The GTV was 127.4 ± 158.5 cm3, and the PTV was 329.5 ± 271.5 cm3. The total dose delivered to the PTV was 40–50 Gy (median, 50 Gy) in 10 fractions. The dose was prescribed to 95% of the PTV. The normal tissue constraints were as follows: 1) total liver volume receiving at least 20 Gy, < 60%; 2) mean liver dose, < 22 Gy; 3) mean kidney dose, < 13 Gy; 4) D2cc (the dose to 2 cc volume of OARs) of the spinal cord, < 33 Gy; and 4) D2cc of the stomach, duodenum, and intestine, < 35 Gy. We intended to perform the treatment plans based on the normal tissue constraints; however, these constraints were not always satisfied to achieve adequate target volume coverage. Treatment planning was performed by using the built-in software of the TomoTherapy Planning Station. We evaluated the dose-volume histogram and dose distributions in a slice-by-slice manner. We approved the treatment plan if the tumor coverage was adequate and the doses to the surrounding normal tissues were within clinically acceptable levels. Megavoltage cone-beam CT was performed during each treatment session before actual beam delivery. The patients’ set-up was corrected by using automated image registration, and the anatomical accuracy was evaluated by a radiation oncologist.

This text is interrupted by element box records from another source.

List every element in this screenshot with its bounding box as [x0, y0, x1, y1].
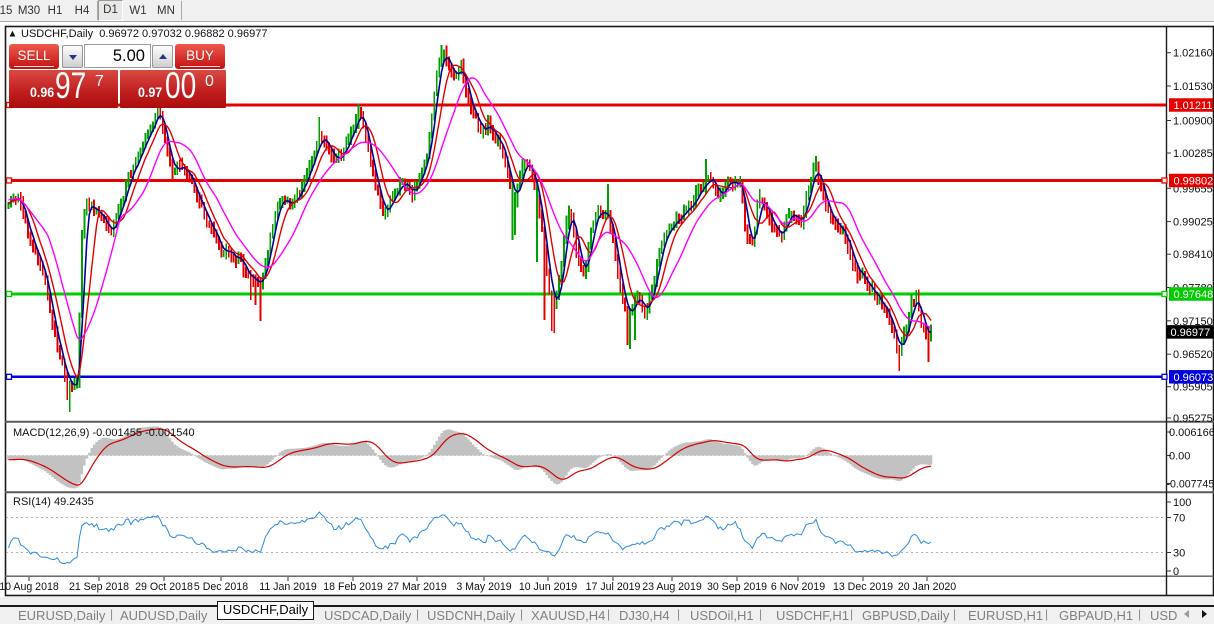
svg-text:21 Sep 2018: 21 Sep 2018 — [69, 581, 129, 593]
svg-text:MACD(12,26,9) -0.001455 -0.001: MACD(12,26,9) -0.001455 -0.001540 — [13, 427, 195, 439]
svg-text:3 May 2019: 3 May 2019 — [456, 581, 511, 593]
svg-text:1.02160: 1.02160 — [1173, 48, 1213, 60]
svg-text:0.98410: 0.98410 — [1173, 249, 1213, 261]
svg-text:1.00285: 1.00285 — [1173, 148, 1213, 160]
svg-text:▲: ▲ — [8, 29, 18, 40]
svg-text:5 Dec 2018: 5 Dec 2018 — [194, 581, 248, 593]
svg-text:11 Jan 2019: 11 Jan 2019 — [259, 581, 317, 593]
svg-text:27 Mar 2019: 27 Mar 2019 — [387, 581, 447, 593]
svg-text:USDCHF,Daily 0.96972 0.97032: USDCHF,Daily 0.96972 0.97032 0.96882 0.9… — [21, 28, 267, 40]
svg-text:0.96520: 0.96520 — [1173, 349, 1213, 361]
svg-text:30 Sep 2019: 30 Sep 2019 — [707, 581, 767, 593]
svg-text:29 Oct 2018: 29 Oct 2018 — [135, 581, 193, 593]
svg-text:0.006166: 0.006166 — [1169, 427, 1214, 439]
svg-text:1.00900: 1.00900 — [1173, 116, 1213, 128]
svg-text:0.00: 0.00 — [1169, 451, 1190, 463]
svg-text:0.97648: 0.97648 — [1174, 289, 1214, 301]
svg-text:0.99025: 0.99025 — [1173, 217, 1213, 229]
svg-text:0.96977: 0.96977 — [1171, 327, 1211, 339]
svg-text:-0.007745: -0.007745 — [1167, 479, 1214, 491]
svg-text:20 Jan 2020: 20 Jan 2020 — [898, 581, 956, 593]
svg-text:23 Aug 2019: 23 Aug 2019 — [642, 581, 702, 593]
svg-text:100: 100 — [1173, 497, 1191, 509]
svg-text:30: 30 — [1173, 548, 1185, 560]
svg-text:6 Nov 2019: 6 Nov 2019 — [771, 581, 825, 593]
svg-text:13 Dec 2019: 13 Dec 2019 — [833, 581, 893, 593]
svg-text:18 Feb 2019: 18 Feb 2019 — [323, 581, 383, 593]
svg-text:10 Aug 2018: 10 Aug 2018 — [0, 581, 59, 593]
svg-text:0: 0 — [1173, 566, 1179, 578]
svg-text:70: 70 — [1173, 513, 1185, 525]
svg-text:1.01530: 1.01530 — [1173, 81, 1213, 93]
svg-text:0.99802: 0.99802 — [1174, 176, 1214, 188]
svg-text:0.95905: 0.95905 — [1173, 382, 1213, 394]
svg-text:1.01211: 1.01211 — [1174, 100, 1213, 112]
svg-text:0.96073: 0.96073 — [1174, 372, 1214, 384]
svg-text:17 Jul 2019: 17 Jul 2019 — [586, 581, 641, 593]
svg-text:0.95275: 0.95275 — [1173, 413, 1213, 425]
svg-text:RSI(14) 49.2435: RSI(14) 49.2435 — [13, 496, 94, 508]
svg-text:10 Jun 2019: 10 Jun 2019 — [519, 581, 577, 593]
svg-text:0.97150: 0.97150 — [1173, 316, 1213, 328]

Evaluation and statistical analysis

The effects of clinical factors, including age, sex, ECOG performance status, AJCC stage, presence or absence of liver cirrhosis, hepatitis, or PVTT, AFP level, pretreatment CP class, GTV, and prNLR, on the local progression-free survival (PFS) and overall survival (OS) were analyzed.

The OS duration was calculated from the date of RT to the date of death or the last follow-up date. The local PFS duration was calculated from the date of RT to the date of local disease progression, the last follow-up date, or the date of death. The local progression included the treated lesion only. The maximally selected log-rank test was used to determine the optimal cut-off value of prNLR [29]. The parameters used in this analysis were 1) the presence or absence of local PFS, 2) local PFS duration, and 3) prNLR levels. The cumulative survival was calculated using the Kaplan-Meier method. Univariate and multivariate analyses were performed by using Cox proportional hazards models (Probability for stepwise: Entry-0.05, Removal-0.10, Maximum iterations-20, Method: Enter). Significant variables found in univariate analysis were included in multivariate analysis. The association between the clinical characteristics and the prNLR group was analyzed by using the chi-square test and independent t-test. Statistical analysis was performed with R version 3.1.2 (R Development Core Team, Vienna, Austria), and p values < 0.05 were considered statistically significant.